INTERVIEW: „Wundervolle Versprechungen“
■ Raymond Crotty, Dozent am Trinity College Dublin und Mitbegründer der „Nationalen Plattform“, ist gegen die Verträge: „Wir haben völlig andere Probleme als Europa“
taz: Sie sind 1972 gegen Irlands Beitritt zur EG eingetreten und haben 1987 per Gerichtsbeschluß ein Referendum zur Einheitlichen Europäischen Akte erzwungen. Welche Nachteile hätte Irland, wenn die Maastrichter Verträge ratifiziert würden?
Raymond Crotty: Die Europäische Währungsunion wäre für Irland sehr schädlich. Die Ressourcen würden von der Peripherie abgezogen und im Zentrum investiert, wo sie mehr Profit bringen. Dieses Problem wird in den Maastrichter Verträgen völlig ignoriert. Die Folge wären Arbeitslosigkeit und Auswanderung. Dasselbe geschieht ja in kleinerem Maßstab bereits innerhalb Irlands, wo die entlegenen Provinzen im Westen des Landes ausbluten. Die Maastrichter Verträge sind allerdings mit der Ablehnung Dänemarks bereits gestorben. Jeder Versuch der elf übrigen EG-Mitgliedsstaaten, sie dennoch umzusetzen, wäre ein Bruch der Römischen Gründungsverträge der Gemeinschaft. Dagegen kann man vor dem höchsten irischen Gericht klagen, was ich zweifellos auch tun würde.
Vier der fünf Parlamentsparteien malen in ihren Kampagnen Irlands ökonomischen Untergang aus, falls die Verträge abgelehnt werden sollten. Wie sehen Sie das?
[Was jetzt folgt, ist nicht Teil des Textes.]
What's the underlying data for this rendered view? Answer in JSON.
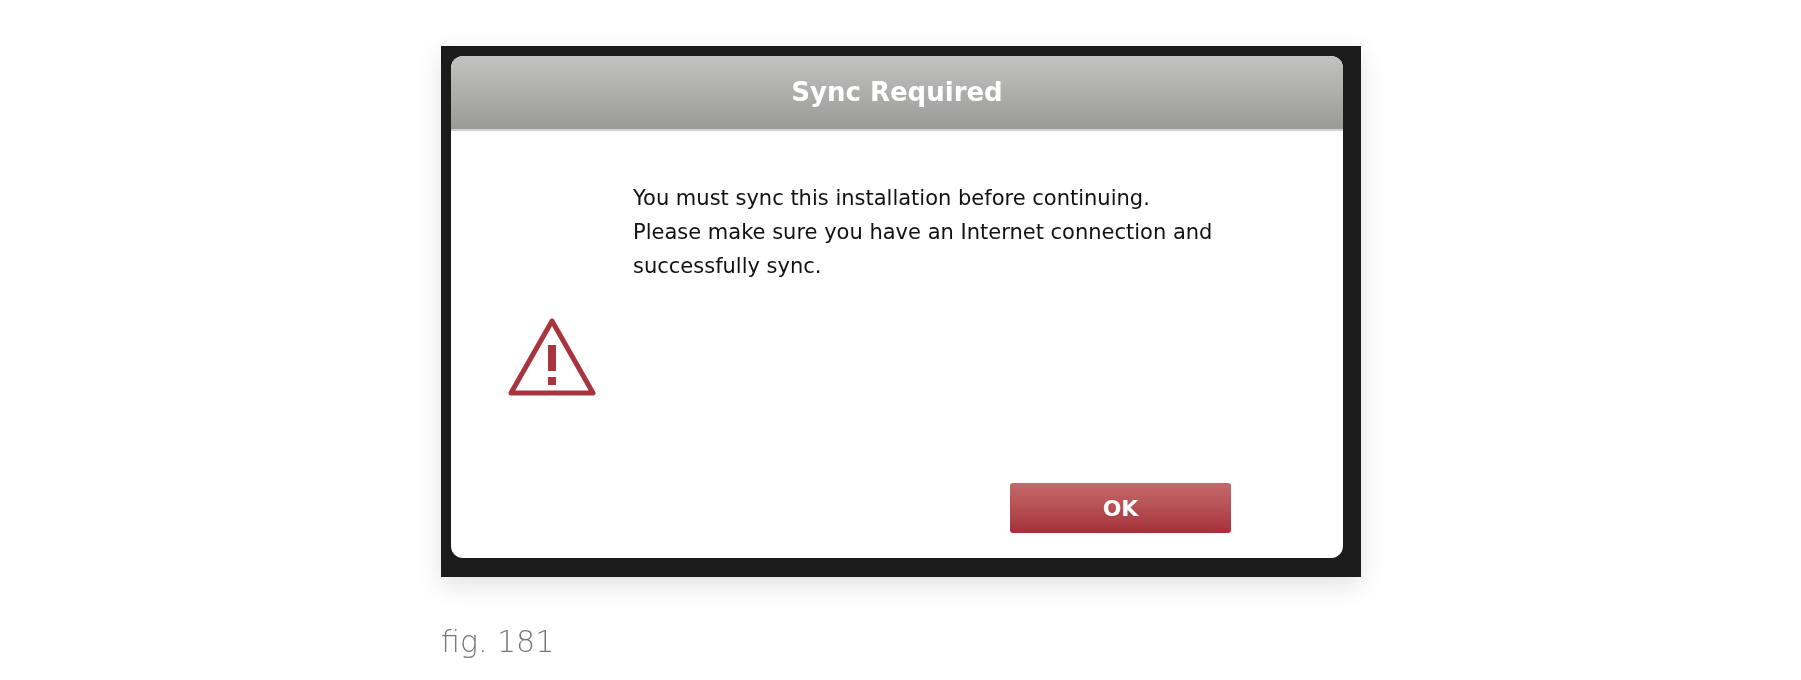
{
  "dialog": {
    "title": "Sync Required",
    "message": [
      "You must sync this installation before continuing.",
      "Please make sure you have an Internet connection and",
      "successfully sync."
    ],
    "buttons": [
      {
        "label": "OK",
        "kind": "primary"
      }
    ]
  },
  "caption": "fig. 181"
}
Uns wurden ja schon vor dem EG-Beitritt 1972 wundervolle Versprechungen gemacht. Damals hieß es, 1980 hätten wir Vollbeschäftigung. Ich warnte jedoch schon damals, daß wir mit einer Viertelmillion Arbeitslosen rechnen müßten. Heute sind es fast 300.000, und bis Ende des Jahrhunderts werden wir 400.000 Arbeitslose haben. Kein Land kann sich auf Dauer eine derartige Arbeitslosigkeit in Höhe von 20 Prozent leisten, ohne die Sozialleistungen drastisch einzuschränken. Und das würde wiederum zu einem Aufruhr der Bevölkerung führen.
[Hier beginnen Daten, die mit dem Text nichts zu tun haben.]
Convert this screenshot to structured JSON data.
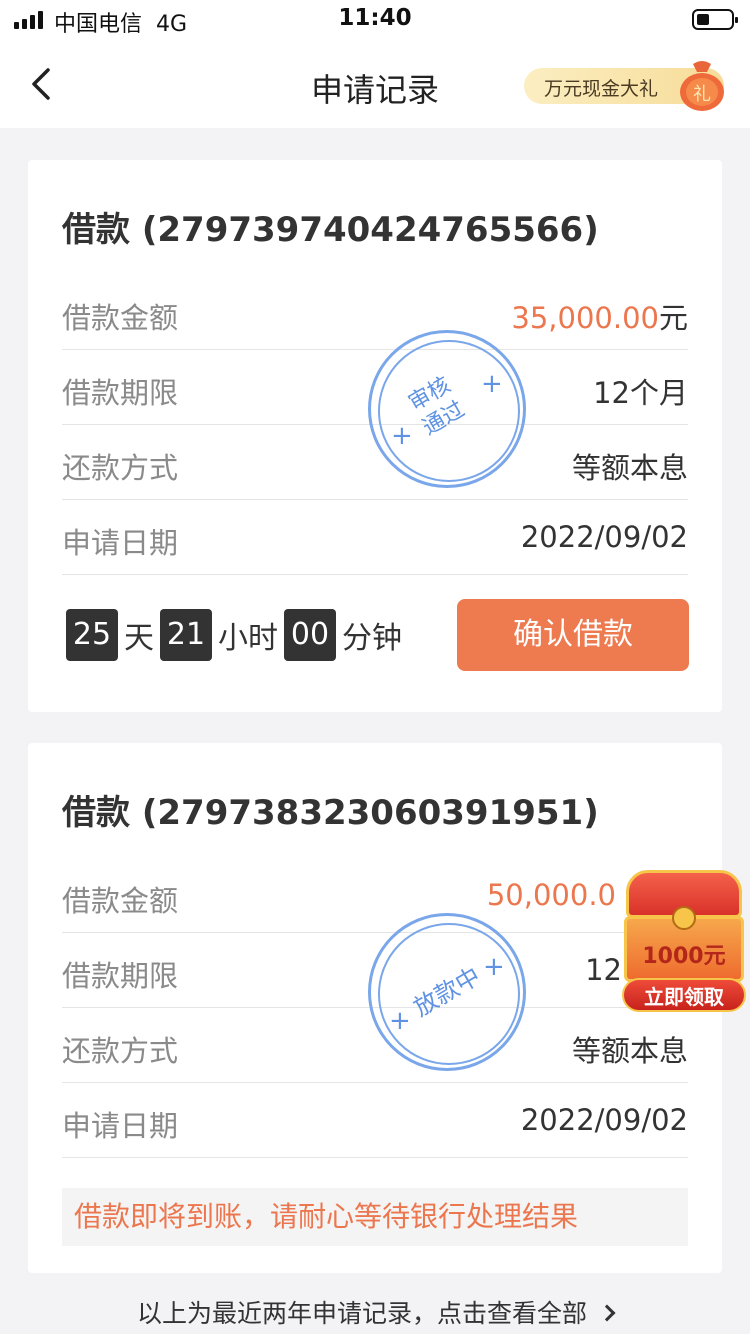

Viele IrInnen glauben, daß sich Frauenrechte und Umweltgesetze in Irland nur über den Umweg EG und Brüssel durchsetzen lassen, weil die Dubliner Regierung in dieser Hinsicht untätig bleibt. Was halten Sie davon?
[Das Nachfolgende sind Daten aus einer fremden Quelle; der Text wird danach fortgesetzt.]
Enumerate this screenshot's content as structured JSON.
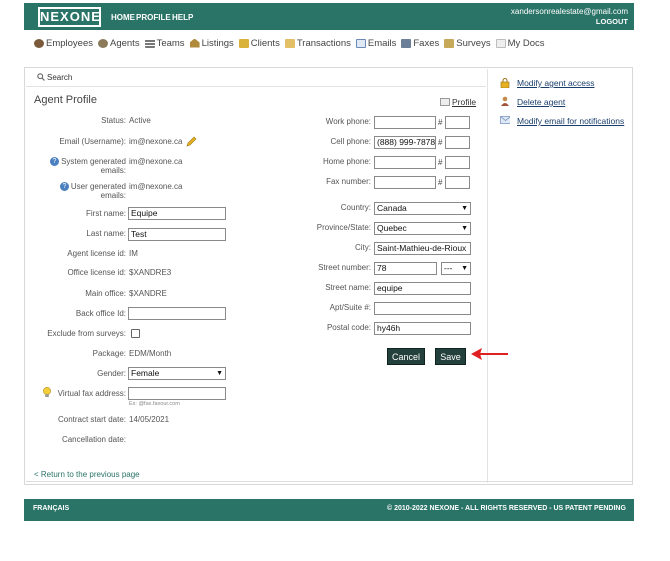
{
  "header": {
    "logo_text": "NEXONE",
    "nav": [
      "HOME",
      "PROFILE",
      "HELP"
    ],
    "user_email": "xandersonrealestate@gmail.com",
    "logout": "LOGOUT"
  },
  "modules": [
    {
      "label": "Employees",
      "icon": "employees-icon",
      "color": "#7a5a3a"
    },
    {
      "label": "Agents",
      "icon": "agents-icon",
      "color": "#8a7a5a"
    },
    {
      "label": "Teams",
      "icon": "teams-icon",
      "color": "#777777"
    },
    {
      "label": "Listings",
      "icon": "listings-icon",
      "color": "#b08a3a"
    },
    {
      "label": "Clients",
      "icon": "clients-icon",
      "color": "#d9b23a"
    },
    {
      "label": "Transactions",
      "icon": "transactions-icon",
      "color": "#e3c066"
    },
    {
      "label": "Emails",
      "icon": "emails-icon",
      "color": "#6b8ab8"
    },
    {
      "label": "Faxes",
      "icon": "faxes-icon",
      "color": "#6b7f99"
    },
    {
      "label": "Surveys",
      "icon": "surveys-icon",
      "color": "#c7a95a"
    },
    {
      "label": "My Docs",
      "icon": "my-docs-icon",
      "color": "#bdbdbd"
    }
  ],
  "search": {
    "label": "Search"
  },
  "profile": {
    "title": "Agent Profile",
    "profile_link": "Profile",
    "status_label": "Status:",
    "status_value": "Active",
    "email_label": "Email (Username):",
    "email_value": "im@nexone.ca",
    "sys_email_label": "System generated emails:",
    "sys_email_value": "im@nexone.ca",
    "user_email_label": "User generated emails:",
    "user_email_value": "im@nexone.ca",
    "first_name_label": "First name:",
    "first_name_value": "Equipe",
    "last_name_label": "Last name:",
    "last_name_value": "Test",
    "agent_license_label": "Agent license id:",
    "agent_license_value": "IM",
    "office_license_label": "Office license id:",
    "office_license_value": "$XANDRE3",
    "main_office_label": "Main office:",
    "main_office_value": "$XANDRE",
    "back_office_label": "Back office Id:",
    "back_office_value": "",
    "exclude_surveys_label": "Exclude from surveys:",
    "package_label": "Package:",
    "package_value": "EDM/Month",
    "gender_label": "Gender:",
    "gender_value": "Female",
    "virtual_fax_label": "Virtual fax address:",
    "virtual_fax_hint": "Ex: @fax.faxour.com",
    "contract_start_label": "Contract start date:",
    "contract_start_value": "14/05/2021",
    "cancellation_label": "Cancellation date:",
    "cancellation_value": "",
    "work_phone_label": "Work phone:",
    "cell_phone_label": "Cell phone:",
    "cell_phone_value": "(888) 999-7878",
    "home_phone_label": "Home phone:",
    "fax_number_label": "Fax number:",
    "hash": "#",
    "country_label": "Country:",
    "country_value": "Canada",
    "province_label": "Province/State:",
    "province_value": "Quebec",
    "city_label": "City:",
    "city_value": "Saint-Mathieu-de-Rioux",
    "street_number_label": "Street number:",
    "street_number_value": "78",
    "street_suffix_value": "---",
    "street_name_label": "Street name:",
    "street_name_value": "equipe",
    "apt_label": "Apt/Suite #:",
    "apt_value": "",
    "postal_label": "Postal code:",
    "postal_value": "hy46h",
    "cancel_button": "Cancel",
    "save_button": "Save",
    "back_link": "< Return to the previous page"
  },
  "sidebar": {
    "links": [
      {
        "label": "Modify agent access",
        "icon": "lock-icon"
      },
      {
        "label": "Delete agent",
        "icon": "delete-user-icon"
      },
      {
        "label": "Modify email for notifications",
        "icon": "email-icon"
      }
    ]
  },
  "footer": {
    "lang": "FRANÇAIS",
    "copyright": "© 2010-2022 NEXONE - ALL RIGHTS RESERVED - US PATENT PENDING"
  },
  "colors": {
    "brand": "#2a7367",
    "button": "#23403c",
    "link": "#1a3e6b",
    "arrow": "#e02020"
  }
}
Was nützen Umweltschutz und Frauenrechte, wenn die Frauen keine Jobs haben, wenn ihre Männer arbeitslos sind und jedes zweite Kind später auswandern muß? Diese Menschen haben überhaupt keine Rechte, sie können nicht mal für ihren Unterhalt sorgen.
Auf der Seite der Maastricht-Gegner haben sich merkwürdige Allianzen gebildet. Sowohl Abtreibungsgegner als auch -befürworter lehnen die Verträge ab. Sie selbst haben auf einer Veranstaltung der „Lebensschützer“ gesprochen. Warum?
Es gibt auf beiden Seiten merkwürdige Allianzen. Wenn man die Gesellschaft in der Mitte spaltet, kann man nichts anderes erwarten. Ich habe auf Veranstaltungen der Abtreibungsgegner gesprochen, weil sich diese Gruppen auch dafür interessieren, was uns die Verträge eigentlich kosten.
Wie sieht Ihr Europa aus, sollten die Verträge zu Fall gebracht werden?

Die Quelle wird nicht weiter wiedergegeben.